The court can deviate from the presumptive child support amount calculated by the child support worksheets for several reasons, IF the child support deviation is in the best interest of the child(ren) for whom child support is being determined. OCGA §19-6-15(i)(1)(A). The second deviation category under the statute is low income. OCGA §19-6-15(i)(2)(B). To obtain a deviation under this category, the parent “shall demonstrate no earning capacity or that his or her pro rata share of the presumptive amount of child support would create an extreme economic hardship for such parent.” OCGA §19-6-15(i)(2)(B)(i).
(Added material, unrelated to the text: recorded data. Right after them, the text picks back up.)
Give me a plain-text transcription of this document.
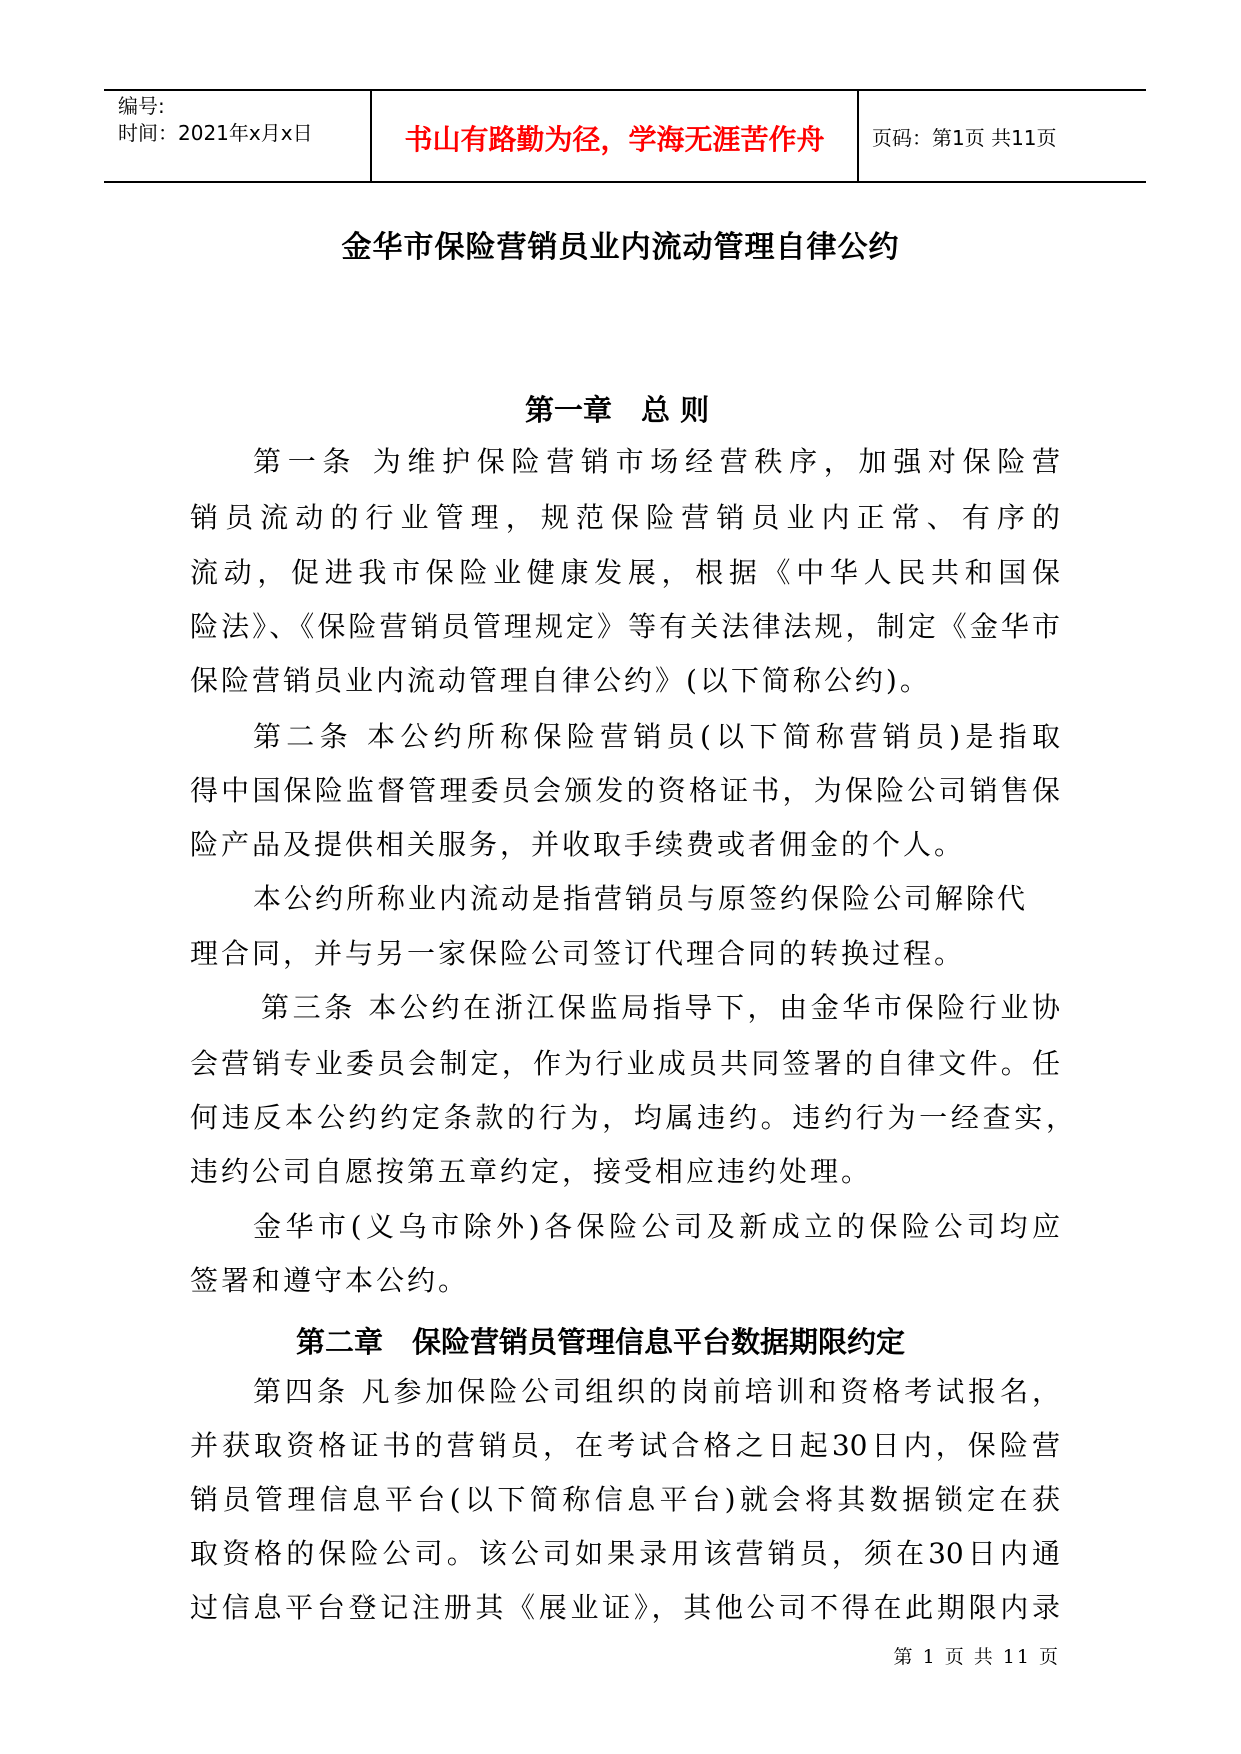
编号:
时间：2021年x月x日	书山有路勤为径，学海无涯苦作舟	页码：第1页 共11页
金华市保险营销员业内流动管理自律公约
第一章　总 则
第一条 为维护保险营销市场经营秩序，加强对保险营
销员流动的行业管理，规范保险营销员业内正常、有序的
流动，促进我市保险业健康发展，根据《中华人民共和国保
险法》、《保险营销员管理规定》等有关法律法规，制定《金华市
保险营销员业内流动管理自律公约》(以下简称公约)。
第二条 本公约所称保险营销员(以下简称营销员)是指取
得中国保险监督管理委员会颁发的资格证书，为保险公司销售保
险产品及提供相关服务，并收取手续费或者佣金的个人。
本公约所称业内流动是指营销员与原签约保险公司解除代
理合同，并与另一家保险公司签订代理合同的转换过程。
第三条 本公约在浙江保监局指导下，由金华市保险行业协
会营销专业委员会制定，作为行业成员共同签署的自律文件。任
何违反本公约约定条款的行为，均属违约。违约行为一经查实，
违约公司自愿按第五章约定，接受相应违约处理。
金华市(义乌市除外)各保险公司及新成立的保险公司均应
签署和遵守本公约。
第二章　保险营销员管理信息平台数据期限约定
第四条 凡参加保险公司组织的岗前培训和资格考试报名，
并获取资格证书的营销员，在考试合格之日起30日内，保险营
销员管理信息平台(以下简称信息平台)就会将其数据锁定在获
取资格的保险公司。该公司如果录用该营销员，须在30日内通
过信息平台登记注册其《展业证》，其他公司不得在此期限内录
第 1 页 共 11 页
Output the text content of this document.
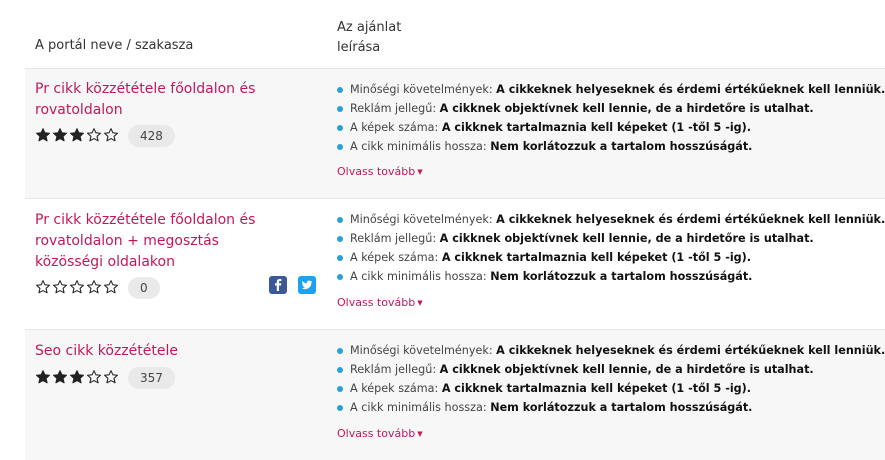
A portál neve / szakasza
Az ajánlat
leírása
Pr cikk közzététele főoldalon és rovatoldalon
428
Minőségi követelmények:
A cikkeknek helyeseknek és érdemi értékűeknek kell lenniük.
Reklám jellegű:
A cikknek objektívnek kell lennie, de a hirdetőre is utalhat.
A képek száma:
A cikknek tartalmaznia kell képeket (1 -től 5 -ig).
A cikk minimális hossza:
Nem korlátozzuk a tartalom hosszúságát.
Olvass tovább ▼
Pr cikk közzététele főoldalon és rovatoldalon + megosztás közösségi oldalakon
0
Minőségi követelmények:
A cikkeknek helyeseknek és érdemi értékűeknek kell lenniük.
Reklám jellegű:
A cikknek objektívnek kell lennie, de a hirdetőre is utalhat.
A képek száma:
A cikknek tartalmaznia kell képeket (1 -től 5 -ig).
A cikk minimális hossza:
Nem korlátozzuk a tartalom hosszúságát.
Olvass tovább ▼
Seo cikk közzététele
357
Minőségi követelmények:
A cikkeknek helyeseknek és érdemi értékűeknek kell lenniük.
Reklám jellegű:
A cikknek objektívnek kell lennie, de a hirdetőre is utalhat.
A képek száma:
A cikknek tartalmaznia kell képeket (1 -től 5 -ig).
A cikk minimális hossza:
Nem korlátozzuk a tartalom hosszúságát.
Olvass tovább ▼
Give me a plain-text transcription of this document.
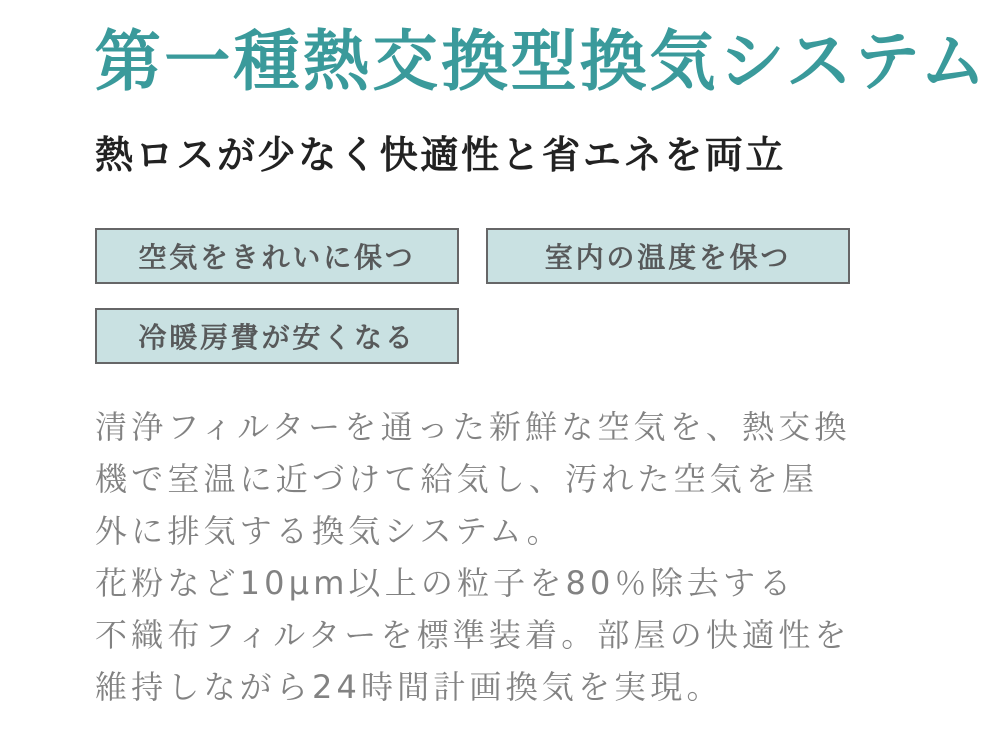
第一種熱交換型換気システム
熱ロスが少なく快適性と省エネを両立
空気をきれいに保つ	室内の温度を保つ
冷暖房費が安くなる
清浄フィルターを通った新鮮な空気を、熱交換
機で室温に近づけて給気し、汚れた空気を屋
外に排気する換気システム。
花粉など10μm以上の粒子を80％除去する
不織布フィルターを標準装着。部屋の快適性を
維持しながら24時間計画換気を実現。
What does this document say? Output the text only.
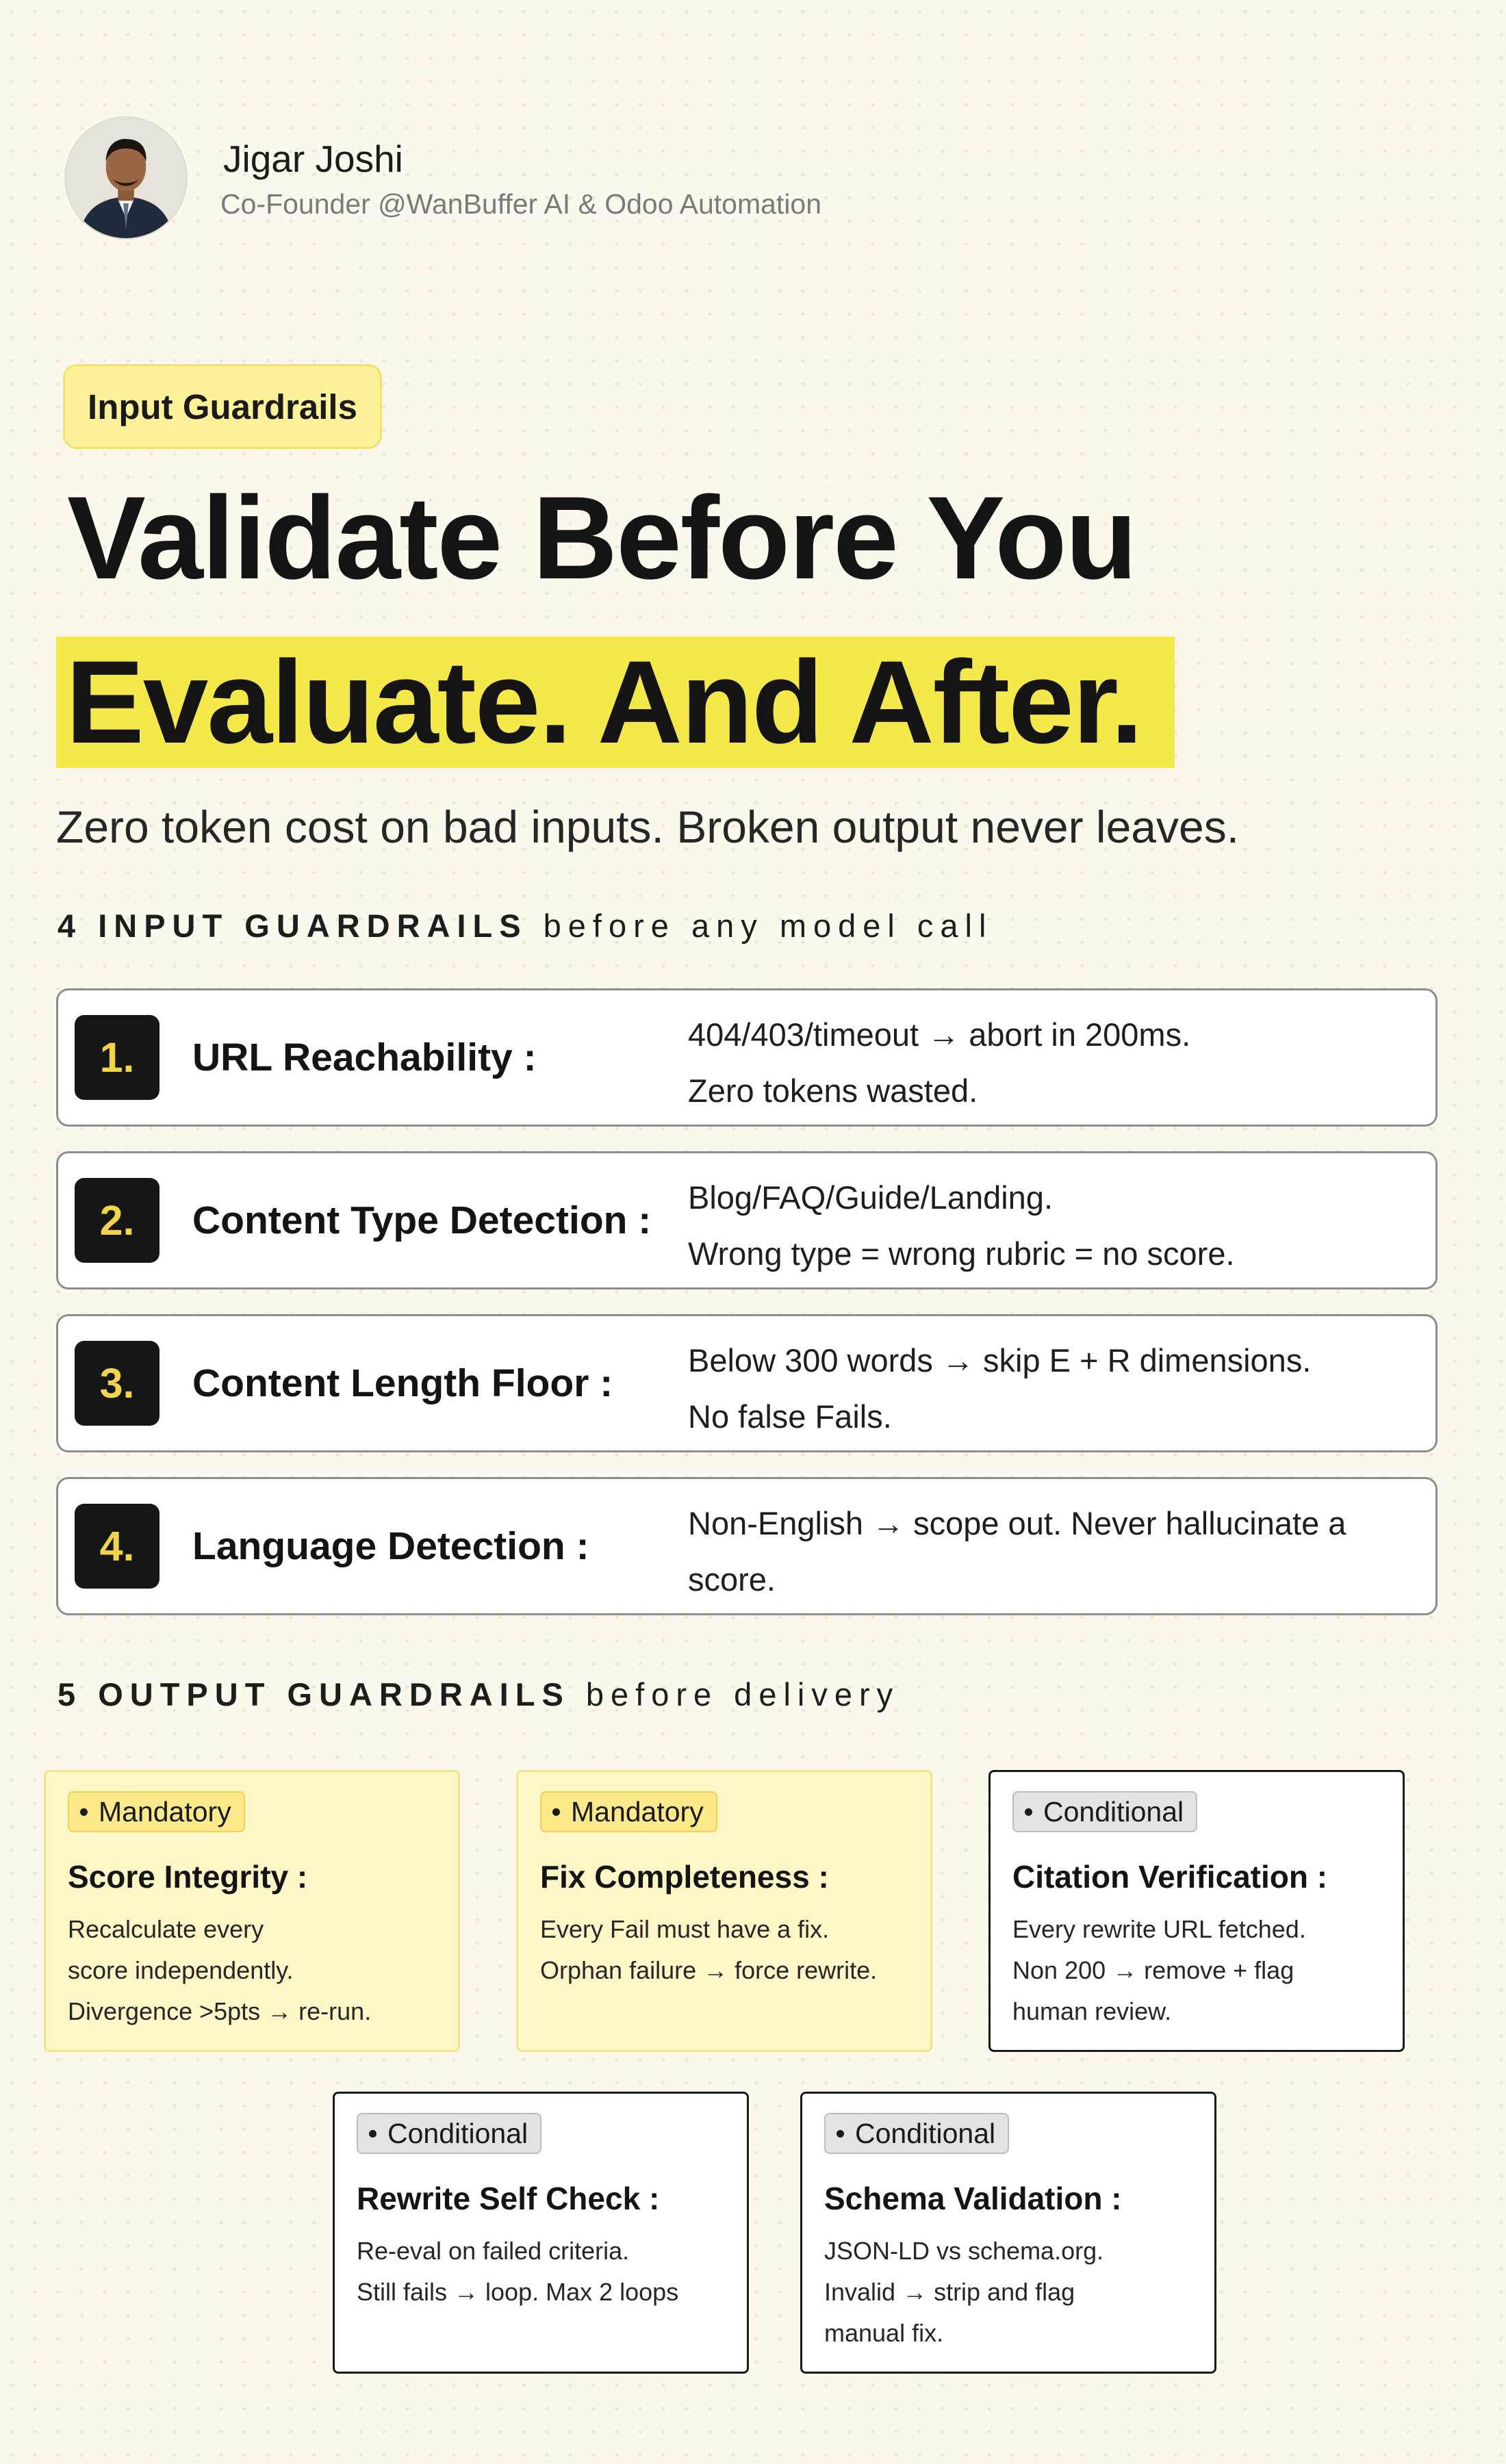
Jigar Joshi
Co-Founder @WanBuffer AI & Odoo Automation
Input Guardrails
Validate Before You
Evaluate. And After.
Zero token cost on bad inputs. Broken output never leaves.
4 INPUT GUARDRAILS before any model call
1.	URL Reachability :
404/403/timeout → abort in 200ms.
Zero tokens wasted.
2.	Content Type Detection :
Blog/FAQ/Guide/Landing.
Wrong type = wrong rubric = no score.
3.	Content Length Floor :
Below 300 words → skip E + R dimensions.
No false Fails.
4.	Language Detection :
Non-English → scope out. Never hallucinate a
score.
5 OUTPUT GUARDRAILS before delivery
Mandatory
Score Integrity :
Recalculate every
score independently.
Divergence >5pts → re-run.
Mandatory
Fix Completeness :
Every Fail must have a fix.
Orphan failure → force rewrite.
Conditional
Citation Verification :
Every rewrite URL fetched.
Non 200 → remove + flag
human review.
Conditional
Rewrite Self Check :
Re-eval on failed criteria.
Still fails → loop. Max 2 loops
Conditional
Schema Validation :
JSON-LD vs schema.org.
Invalid → strip and flag
manual fix.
There are certain steps the court or jury must go through in considering a low-income deviation. First, the fact finder must “examine all attributable and excluded sources of income, assets and benefits available to the noncustodial parent” and ensure that the parent’s expenses are justified and actually paid by that parent. OCGA §19-6-15(i)(2)(B)(ii). Then, the fact finder shall consider the income, assets, benefits and expenses of each parent, the hardship of a downward deviation on the custodial parent’s household, the needs of each parent and those of the children, and the ability of the noncustodial parent to pay child support. OCGA §19-6-15(i)(2)(B)(iii).

Even if a low-income deviation is granted, the minimum child support for one child “shall not be less than $100.00 per month” and this amount “shall be increased by at least $50.00 for each additional child.” OCGA §19-6-15(i)(2)(B)(v).